Today’s Solutions: November 24, 2024

After a year of collective loss, Los Angeles woodworker C.C. Boyce has found a new and compelling source of inspiration for her work—death.

“I never intended to get into the death care industry,” Boyce says, but now she finds herself contributing to the death positivity movement, a movement that is largely woman-driven that seeks to break the taboos and discomfort when it comes to death.

Her contribution? Beautiful planters that are actually urns filled with cremated remains and topped with a living plant.

“The shape of the traditional urn is so embedded in our psychology,” says Jill Schock, a death doula whose work focuses primarily on terminally ill cancer patients. “We all have unconscious anxiety about death. When people see a traditional urn in your living room, they immediately know what it is, and it makes them uncomfortable.” Boyce’s urns, on the other hand, are vessels for life.
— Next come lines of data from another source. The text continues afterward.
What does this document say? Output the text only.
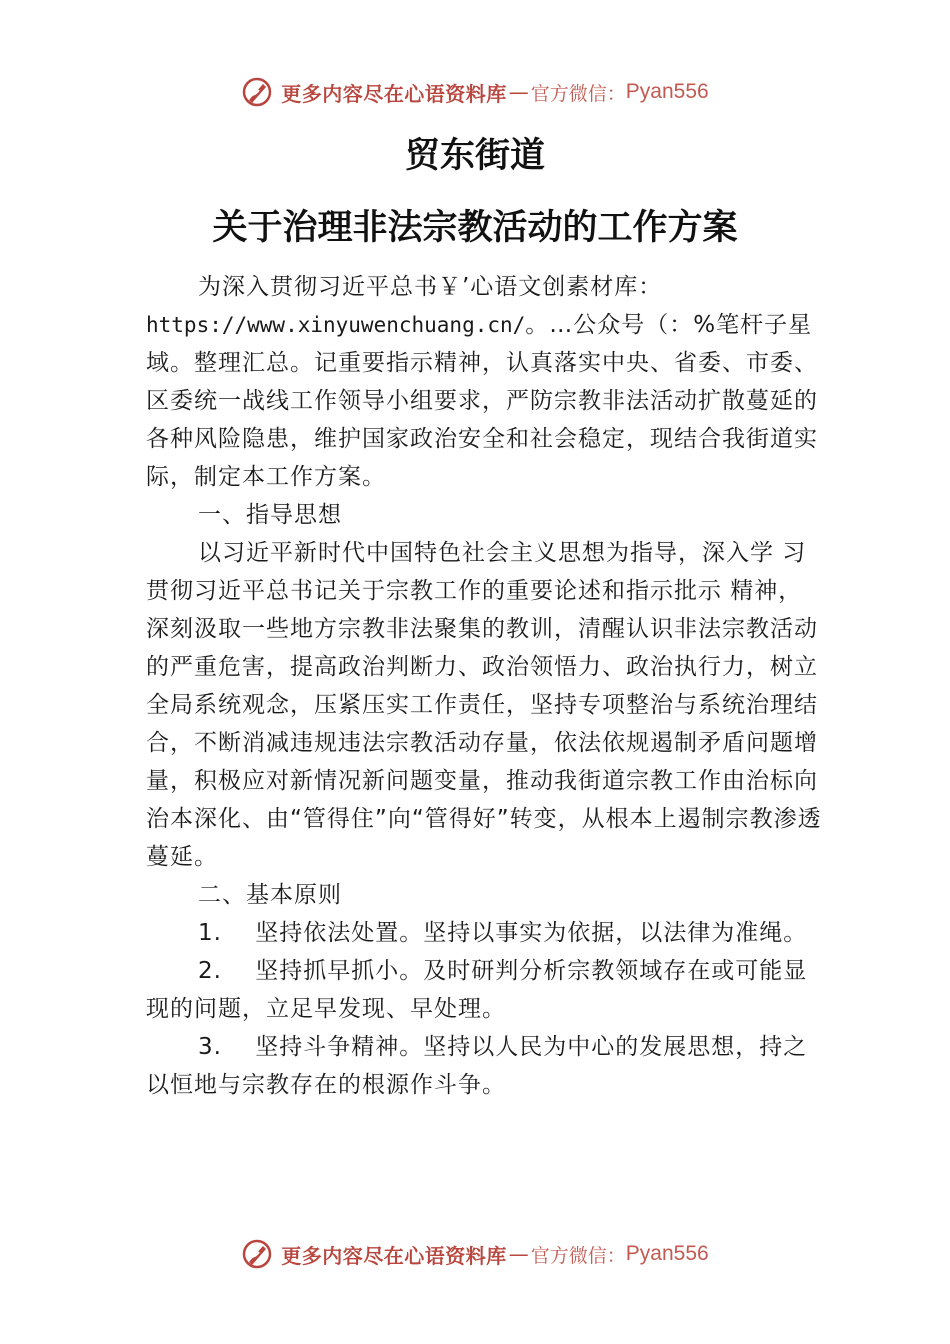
更多内容尽在心语资料库 — 官方微信： Pyan556
贸东街道
关于治理非法宗教活动的工作方案

为深入贯彻习近平总书￥’心语文创素材库：https://www.xinyuwenchuang.cn/。…公众号（：%笔杆子星域。整理汇总。记重要指示精神，认真落实中央、省委、市委、区委统一战线工作领导小组要求，严防宗教非法活动扩散蔓延的各种风险隐患，维护国家政治安全和社会稳定，现结合我街道实际，制定本工作方案。

一、指导思想

以习近平新时代中国特色社会主义思想为指导，深入学 习贯彻习近平总书记关于宗教工作的重要论述和指示批示 精神，深刻汲取一些地方宗教非法聚集的教训，清醒认识非法宗教活动的严重危害，提高政治判断力、政治领悟力、政治执行力，树立全局系统观念，压紧压实工作责任，坚持专项整治与系统治理结合，不断消减违规违法宗教活动存量，依法依规遏制矛盾问题增量，积极应对新情况新问题变量，推动我街道宗教工作由治标向治本深化、由“管得住”向“管得好”转变，从根本上遏制宗教渗透蔓延。

二、基本原则

1. 坚持依法处置。坚持以事实为依据，以法律为准绳。

2. 坚持抓早抓小。及时研判分析宗教领域存在或可能显现的问题，立足早发现、早处理。

3. 坚持斗争精神。坚持以人民为中心的发展思想，持之以恒地与宗教存在的根源作斗争。

更多内容尽在心语资料库 — 官方微信： Pyan556
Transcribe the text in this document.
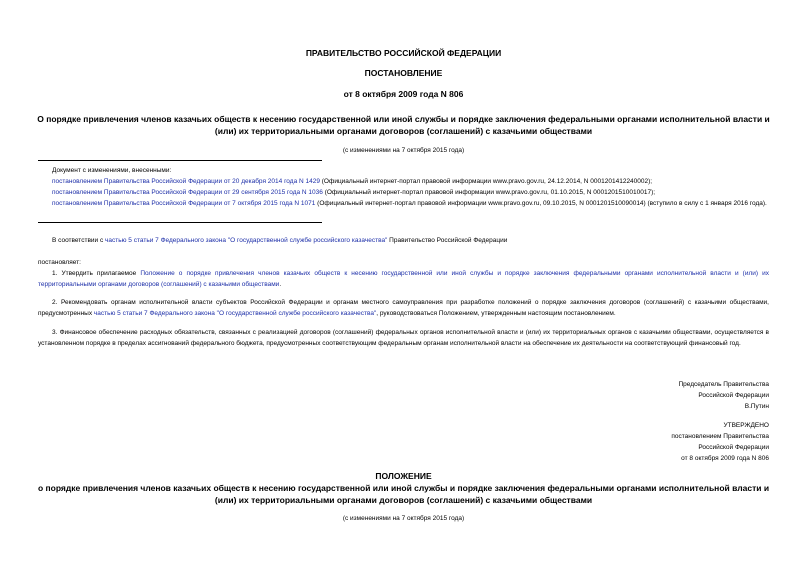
ПРАВИТЕЛЬСТВО РОССИЙСКОЙ ФЕДЕРАЦИИ
ПОСТАНОВЛЕНИЕ
от 8 октября 2009 года N 806
О порядке привлечения членов казачьих обществ к несению государственной или иной службы и порядке заключения федеральными органами исполнительной власти и (или) их территориальными органами договоров (соглашений) с казачьими обществами
(с изменениями на 7 октября 2015 года)
Документ с изменениями, внесенными:
постановлением Правительства Российской Федерации от 20 декабря 2014 года N 1429 (Официальный интернет-портал правовой информации www.pravo.gov.ru, 24.12.2014, N 0001201412240002);
постановлением Правительства Российской Федерации от 29 сентября 2015 года N 1036 (Официальный интернет-портал правовой информации www.pravo.gov.ru, 01.10.2015, N 0001201510010017);
постановлением Правительства Российской Федерации от 7 октября 2015 года N 1071 (Официальный интернет-портал правовой информации www.pravo.gov.ru, 09.10.2015, N 0001201510090014) (вступило в силу с 1 января 2016 года).
В соответствии с частью 5 статьи 7 Федерального закона "О государственной службе российского казачества" Правительство Российской Федерации
постановляет:
1. Утвердить прилагаемое Положение о порядке привлечения членов казачьих обществ к несению государственной или иной службы и порядке заключения федеральными органами исполнительной власти и (или) их территориальными органами договоров (соглашений) с казачьими обществами.
2. Рекомендовать органам исполнительной власти субъектов Российской Федерации и органам местного самоуправления при разработке положений о порядке заключения договоров (соглашений) с казачьими обществами, предусмотренных частью 5 статьи 7 Федерального закона "О государственной службе российского казачества", руководствоваться Положением, утвержденным настоящим постановлением.
3. Финансовое обеспечение расходных обязательств, связанных с реализацией договоров (соглашений) федеральных органов исполнительной власти и (или) их территориальных органов с казачьими обществами, осуществляется в установленном порядке в пределах ассигнований федерального бюджета, предусмотренных соответствующим федеральным органам исполнительной власти на обеспечение их деятельности на соответствующий финансовый год.
Председатель Правительства
Российской Федерации
В.Путин
УТВЕРЖДЕНО
постановлением Правительства
Российской Федерации
от 8 октября 2009 года N 806
ПОЛОЖЕНИЕ
о порядке привлечения членов казачьих обществ к несению государственной или иной службы и порядке заключения федеральными органами исполнительной власти и (или) их территориальными органами договоров (соглашений) с казачьими обществами
(с изменениями на 7 октября 2015 года)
Most of Boyce’s clients reach out to her because they can’t find an urn “good enough” for their departed loved one. According to Boyce, one man had even given up trying to find something for his wife who had died three years prior, “because everything was ugly, mass-produced, and not her style.”

Boyce’s Planturns, however, are anything but ugly. She creates modern, minimal, and decorative cremation urns out of two pieces of wood. Instead of the traditional vase shape, Boyce’s urns come in three different sizes to accommodate humans and pets, and are geometric, and are made of wood sourced from fallen trees. The urns come with a muslin bag to hold the remains, which is then topped with a plant holder. The woodworker suggests topping the urn off with succulents, cactuses, or air plants.

“It has been such a rewarding experience, especially during the pandemic. It felt good to know that I was helping people,” she says. Not a stranger to loss herself, Boyce has learned to become comfortable with death and to weave it into her craft. “Experiencing so much loss has taught me to hold on to empathy,” she says. “I never really lose sight of what people are going through. Sometimes people don’t take pet empathy seriously, but I do. I’m always willing to listen. And I always think about the people who died as I make each urn. Sometimes I try to match the wood to the pet’s fur.”

We at The Optimist Daily have written about some of the trends related to death positivity such as green burials, tree burials, and natural organic reduction (aka human composting). This is another way in which we can make death more approachable and natural.

Boyce’s goal is to give people an opportunity to keep their loved ones close while still allowing themselves to accept that they are gone and that they must move on, just as life does. Having a beautiful urn with a thriving plant that anyone would be proud to have on their coffee table lets people still feel connected to their loved ones, yet not have it be a painful reminder of what they’ve lost.